A developer wants to enclose a rectangular grassy lot that borders a city street for parking. if the developer has 256 feet of fencing and does not fence the side along the​ street, what is the largest area that can be​ enclosed?

Answer 1

The largest area that can be enclosed is 8192 square feet.

Step-by-step explanation:

To find the largest area that can be enclosed, we need to consider that the developer has 256 feet of fencing and does not fence the side along the street. Let's assume that the length of the side along the street is x feet.

Since there are 3 sides that are fenced, their total length must be 256 - x. Let's divide this length into two equal sides of length (256 - x)/2 each.

The area of a rectangle is given by length * width. In this case, the length is (256 - x)/2 and the width is x. So the area A(x) = x * (256 - x)/2.

Now, let's find the maximum value of A(x) by finding the critical points. To do this, we take the derivative of A(x), which is (256 - 2x)/2, and set it equal to zero.
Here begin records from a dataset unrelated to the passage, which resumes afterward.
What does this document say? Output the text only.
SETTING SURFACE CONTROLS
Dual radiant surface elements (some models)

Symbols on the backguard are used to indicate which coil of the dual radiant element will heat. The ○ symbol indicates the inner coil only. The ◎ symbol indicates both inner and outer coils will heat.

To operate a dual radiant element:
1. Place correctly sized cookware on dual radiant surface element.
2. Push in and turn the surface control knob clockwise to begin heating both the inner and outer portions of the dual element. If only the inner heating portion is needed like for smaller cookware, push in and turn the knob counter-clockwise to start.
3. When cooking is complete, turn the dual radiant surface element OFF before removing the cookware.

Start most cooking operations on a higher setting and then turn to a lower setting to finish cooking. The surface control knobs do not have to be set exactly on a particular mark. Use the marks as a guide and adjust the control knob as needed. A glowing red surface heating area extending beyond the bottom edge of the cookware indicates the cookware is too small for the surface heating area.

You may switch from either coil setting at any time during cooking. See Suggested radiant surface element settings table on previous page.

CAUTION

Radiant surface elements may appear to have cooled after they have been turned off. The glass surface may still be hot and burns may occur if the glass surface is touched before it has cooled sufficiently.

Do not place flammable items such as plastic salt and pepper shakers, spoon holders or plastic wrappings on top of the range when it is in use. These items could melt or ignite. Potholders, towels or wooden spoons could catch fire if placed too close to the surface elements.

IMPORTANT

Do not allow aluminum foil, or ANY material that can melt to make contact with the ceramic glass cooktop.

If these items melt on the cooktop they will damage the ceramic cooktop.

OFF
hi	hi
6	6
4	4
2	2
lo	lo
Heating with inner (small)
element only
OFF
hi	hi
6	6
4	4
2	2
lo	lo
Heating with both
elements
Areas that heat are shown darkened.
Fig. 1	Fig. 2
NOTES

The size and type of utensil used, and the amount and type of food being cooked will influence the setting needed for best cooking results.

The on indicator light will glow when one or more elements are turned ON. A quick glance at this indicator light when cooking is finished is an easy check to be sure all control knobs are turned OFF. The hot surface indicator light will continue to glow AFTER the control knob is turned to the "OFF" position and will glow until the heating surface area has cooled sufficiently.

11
Solving this equation, we find x = 128.

Therefore, the largest area that can be enclosed is A(128) = 128 * (256 - 128)/2 = 8192 square feet.

Answer 2

Let the lenght perpendicular to street = x

Means lenght two sides will be x and x

Another side of retangle will be = 256 - 2x

Area of rectangle will be= A = x * (256-2x) = 256 x - 2 x^2

For maximum area, dA/dx = 0

d/dx (256 x - 2 x^2) = 0

256 - 4 x = 0

4 x = 256

x = 64 feet

Means one side is 64 feet

Another side will be = 256 - 2 * 64 = 128

Now we have two sides of rectangle 64 and 128

Area = 128 * 64 = 8192 square feet : Answer

Hope it will help :)